EC事業者の89%が、すでにAIを使っているか、テストしている。
McKinseyの調査の話だ。もはや「AIを使うかどうか」は議論じゃなくて、「何に使うか」の話になっている。
先週、Gartnerが面白いデータを出した。
AIを使っている組織では、週あたり平均5時間が節約されている。
ただし、72%はその時間を高付加価値な活動に再投資できていない。
つまり、時間は浮いた。でも何に使うか決まってない。
大企業の調査だけど、個人セラーも同じ構造だと思う。
AIエージェントを入れることがゴールになってる
「AIエージェントを入れました」「ChatGPTで英文を書いてます」
ここで満足してる人、多い。気持ちはわかる。実際に速くなるから。
でも速くなった分、何を増やしたか。
- 出品数を増やした → 正解
- リサーチ時間を増やした → 正解
- なんとなく別のことをしてた → 72%の側
浮いた時間をリサーチに回した人だけ差がつく
eBayで長期的に利益を出してる人を見ると、だいたい共通してることがある。
リサーチに時間をかけてる。
仕入れの判断軸、カテゴリの選定、価格帯の読み、バイヤー動向。ここの精度が、出品数より利益に直結する。

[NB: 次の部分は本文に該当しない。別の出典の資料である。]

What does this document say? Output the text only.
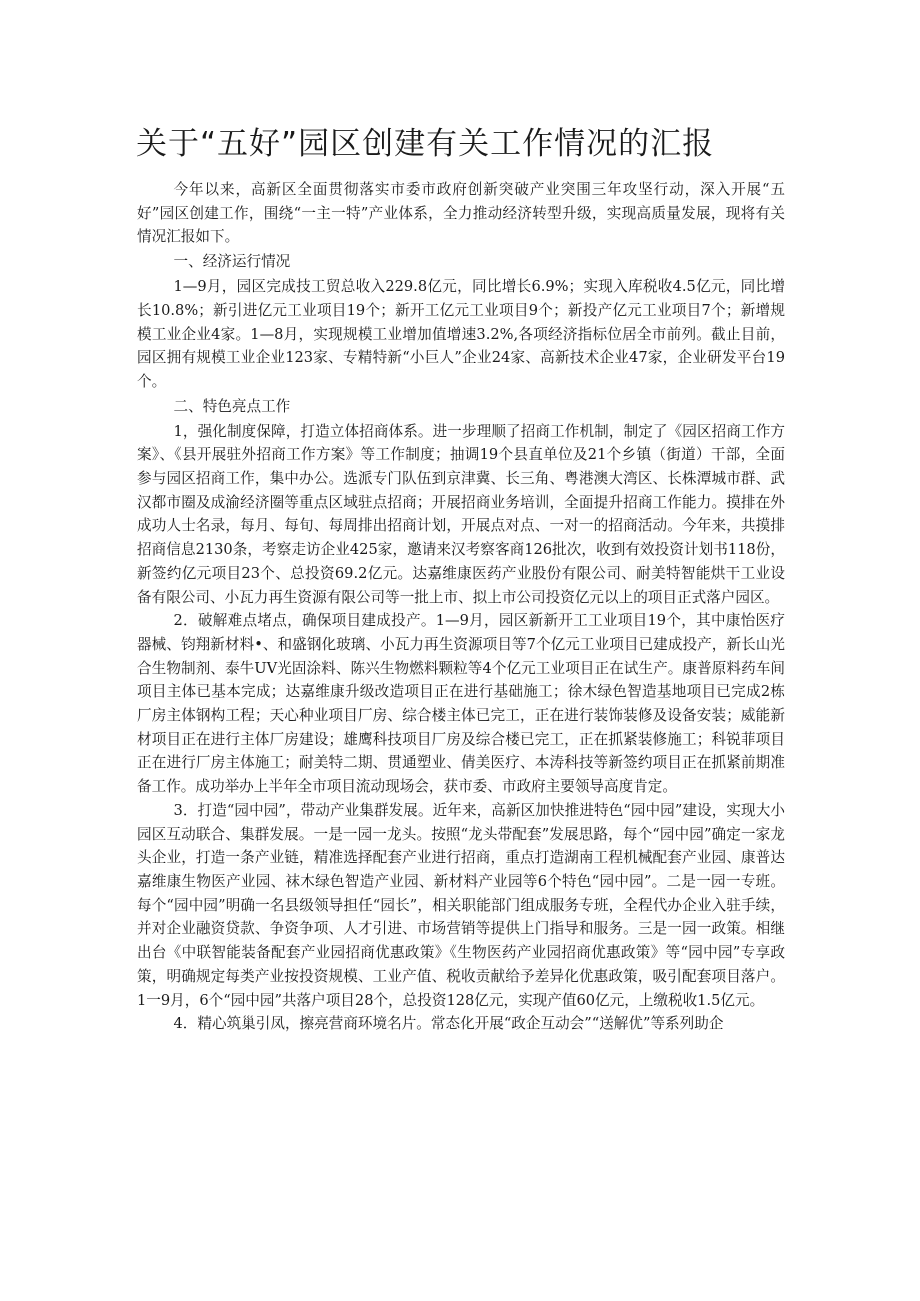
关于“五好”园区创建有关工作情况的汇报

今年以来，高新区全面贯彻落实市委市政府创新突破产业突围三年攻坚行动，深入开展“五好”园区创建工作，围绕“一主一特”产业体系，全力推动经济转型升级，实现高质量发展，现将有关情况汇报如下。

一、经济运行情况

1—9月，园区完成技工贸总收入229.8亿元，同比增长6.9%；实现入库税收4.5亿元，同比增长10.8%；新引进亿元工业项目19个；新开工亿元工业项目9个；新投产亿元工业项目7个；新增规模工业企业4家。1—8月，实现规模工业增加值增速3.2%,各项经济指标位居全市前列。截止目前，园区拥有规模工业企业123家、专精特新“小巨人”企业24家、高新技术企业47家，企业研发平台19个。

二、特色亮点工作

1，强化制度保障，打造立体招商体系。进一步理顺了招商工作机制，制定了《园区招商工作方案》、《县开展驻外招商工作方案》等工作制度；抽调19个县直单位及21个乡镇（街道）干部，全面参与园区招商工作，集中办公。选派专门队伍到京津冀、长三角、粤港澳大湾区、长株潭城市群、武汉都市圈及成渝经济圈等重点区域驻点招商；开展招商业务培训，全面提升招商工作能力。摸排在外成功人士名录，每月、每旬、每周排出招商计划，开展点对点、一对一的招商活动。今年来，共摸排招商信息2130条，考察走访企业425家，邀请来汉考察客商126批次，收到有效投资计划书118份，新签约亿元项目23个、总投资69.2亿元。达嘉维康医药产业股份有限公司、耐美特智能烘干工业设备有限公司、小瓦力再生资源有限公司等一批上市、拟上市公司投资亿元以上的项目正式落户园区。

2．破解难点堵点，确保项目建成投产。1—9月，园区新新开工工业项目19个，其中康怡医疗器械、钧翔新材料•、和盛钢化玻璃、小瓦力再生资源项目等7个亿元工业项目已建成投产，新长山光合生物制剂、泰牛UV光固涂料、陈兴生物燃料颗粒等4个亿元工业项目正在试生产。康普原料药车间项目主体已基本完成；达嘉维康升级改造项目正在进行基础施工；徐木绿色智造基地项目已完成2栋厂房主体钢构工程；天心种业项目厂房、综合楼主体已完工，正在进行装饰装修及设备安装；威能新材项目正在进行主体厂房建设；雄鹰科技项目厂房及综合楼已完工，正在抓紧装修施工；科锐菲项目正在进行厂房主体施工；耐美特二期、贯通塑业、倩美医疗、本涛科技等新签约项目正在抓紧前期准备工作。成功举办上半年全市项目流动现场会，获市委、市政府主要领导高度肯定。

3．打造“园中园”，带动产业集群发展。近年来，高新区加快推进特色“园中园”建设，实现大小园区互动联合、集群发展。一是一园一龙头。按照“龙头带配套”发展思路，每个“园中园”确定一家龙头企业，打造一条产业链，精准选择配套产业进行招商，重点打造湖南工程机械配套产业园、康普达嘉维康生物医产业园、袜木绿色智造产业园、新材料产业园等6个特色“园中园”。二是一园一专班。每个“园中园”明确一名县级领导担任“园长”，相关职能部门组成服务专班，全程代办企业入驻手续，并对企业融资贷款、争资争项、人才引进、市场营销等提供上门指导和服务。三是一园一政策。相继出台《中联智能装备配套产业园招商优惠政策》《生物医药产业园招商优惠政策》等“园中园”专享政策，明确规定每类产业按投资规模、工业产值、税收贡献给予差异化优惠政策，吸引配套项目落户。1一9月，6个“园中园”共落户项目28个，总投资128亿元，实现产值60亿元，上缴税收1.5亿元。

4．精心筑巢引凤，擦亮营商环境名片。常态化开展“政企互动会”“送解优”等系列助企
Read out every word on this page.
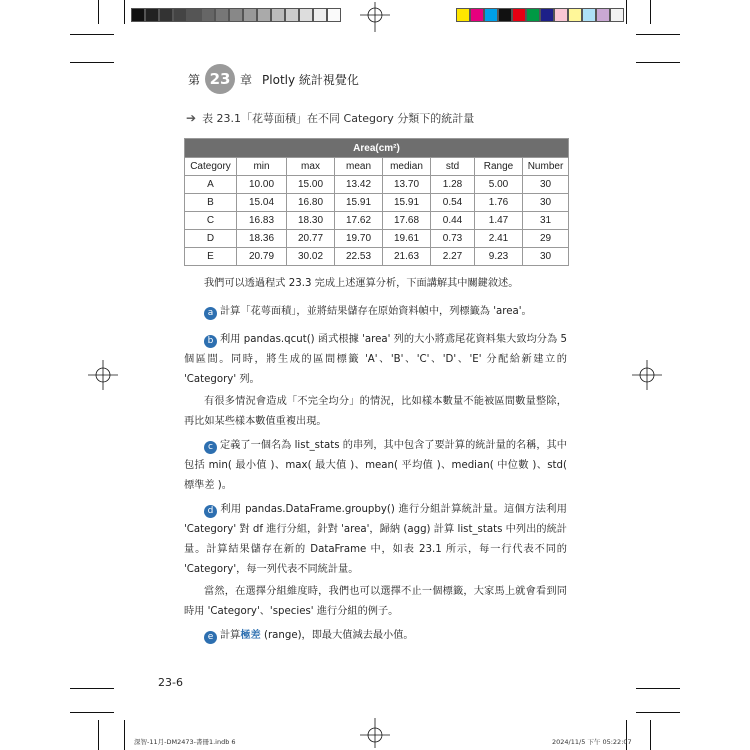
第 23 章 Plotly 統計視覺化
➔ 表 23.1「花萼面積」在不同 Category 分類下的統計量
Area(cm²)							
Category	min	max	mean	median	std	Range	Number
A	10.00	15.00	13.42	13.70	1.28	5.00	30
B	15.04	16.80	15.91	15.91	0.54	1.76	30
C	16.83	18.30	17.62	17.68	0.44	1.47	31
D	18.36	20.77	19.70	19.61	0.73	2.41	29
E	20.79	30.02	22.53	21.63	2.27	9.23	30

我們可以透過程式 23.3 完成上述運算分析，下面講解其中關鍵敘述。

a 計算「花萼面積」，並將結果儲存在原始資料幀中，列標籤為 'area'。

b 利用 pandas.qcut() 函式根據 'area' 列的大小將鳶尾花資料集大致均分為 5 個區間。同時，將生成的區間標籤 'A'、'B'、'C'、'D'、'E' 分配給新建立的 'Category' 列。

有很多情況會造成「不完全均分」的情況，比如樣本數量不能被區間數量整除，再比如某些樣本數值重複出現。

c 定義了一個名為 list_stats 的串列，其中包含了要計算的統計量的名稱，其中包括 min( 最小值 )、max( 最大值 )、mean( 平均值 )、median( 中位數 )、std( 標準差 )。

d 利用 pandas.DataFrame.groupby() 進行分組計算統計量。這個方法利用 'Category' 對 df 進行分組，針對 'area'，歸納 (agg) 計算 list_stats 中列出的統計量。計算結果儲存在新的 DataFrame 中，如表 23.1 所示，每一行代表不同的 'Category'，每一列代表不同統計量。

當然，在選擇分組維度時，我們也可以選擇不止一個標籤，大家馬上就會看到同時用 'Category'、'species' 進行分組的例子。

e 計算極差 (range)，即最大值減去最小值。

23-6
深智-11月-DM2473-書冊1.indb 6	2024/11/5 下午 05:22:07
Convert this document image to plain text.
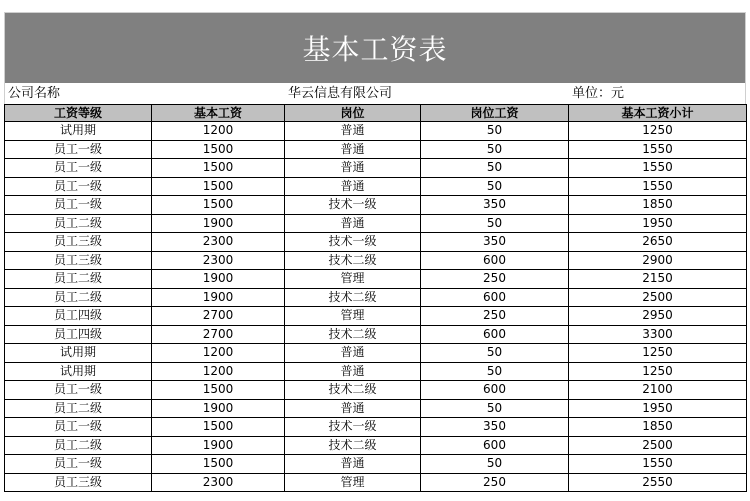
基本工资表
公司名称	华云信息有限公司	单位：元
工资等级	基本工资	岗位	岗位工资	基本工资小计
试用期	1200	普通	50	1250
员工一级	1500	普通	50	1550
员工一级	1500	普通	50	1550
员工一级	1500	普通	50	1550
员工一级	1500	技术一级	350	1850
员工二级	1900	普通	50	1950
员工三级	2300	技术一级	350	2650
员工三级	2300	技术二级	600	2900
员工二级	1900	管理	250	2150
员工二级	1900	技术二级	600	2500
员工四级	2700	管理	250	2950
员工四级	2700	技术二级	600	3300
试用期	1200	普通	50	1250
试用期	1200	普通	50	1250
员工一级	1500	技术二级	600	2100
员工二级	1900	普通	50	1950
员工一级	1500	技术一级	350	1850
员工二级	1900	技术二级	600	2500
员工一级	1500	普通	50	1550
员工三级	2300	管理	250	2550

AIエージェントで出品作業が速くなったなら、その分リサーチに使う。それだけで話が変わる。
AIエージェントは「判断する量」を減らすツールじゃない
よく「AIで楽になる」と言われるけど、正確には違う。
AIエージェントは「手を動かす量」を減らすツールだ。
タイトルを書く、英文を直す、カテゴリを選ぶ。こういう作業は速くなる。
でも「何を仕入れるか」「どの市場に出すか」「いつ価格を下げるか」。この判断はAIエージェントに任せられない。むしろここの精度を上げるために、浮いた時間を使うべきだ。
まとめ
- EC企業の89%がAIエージェント導入済みまたはテスト中(McKinsey)
- AIエージェントで週5時間節約できてるのに、72%はその時間を活かせていない(Gartner)
- 個人セラーで差がつくのは、AIエージェントの有無じゃなくて、浮いた時間の使い方
- リサーチ精度を上げることに時間を使った人だけが、半年後に差を感じる
AIエージェントを入れることは手段だ。目的にすると72%の側に入る。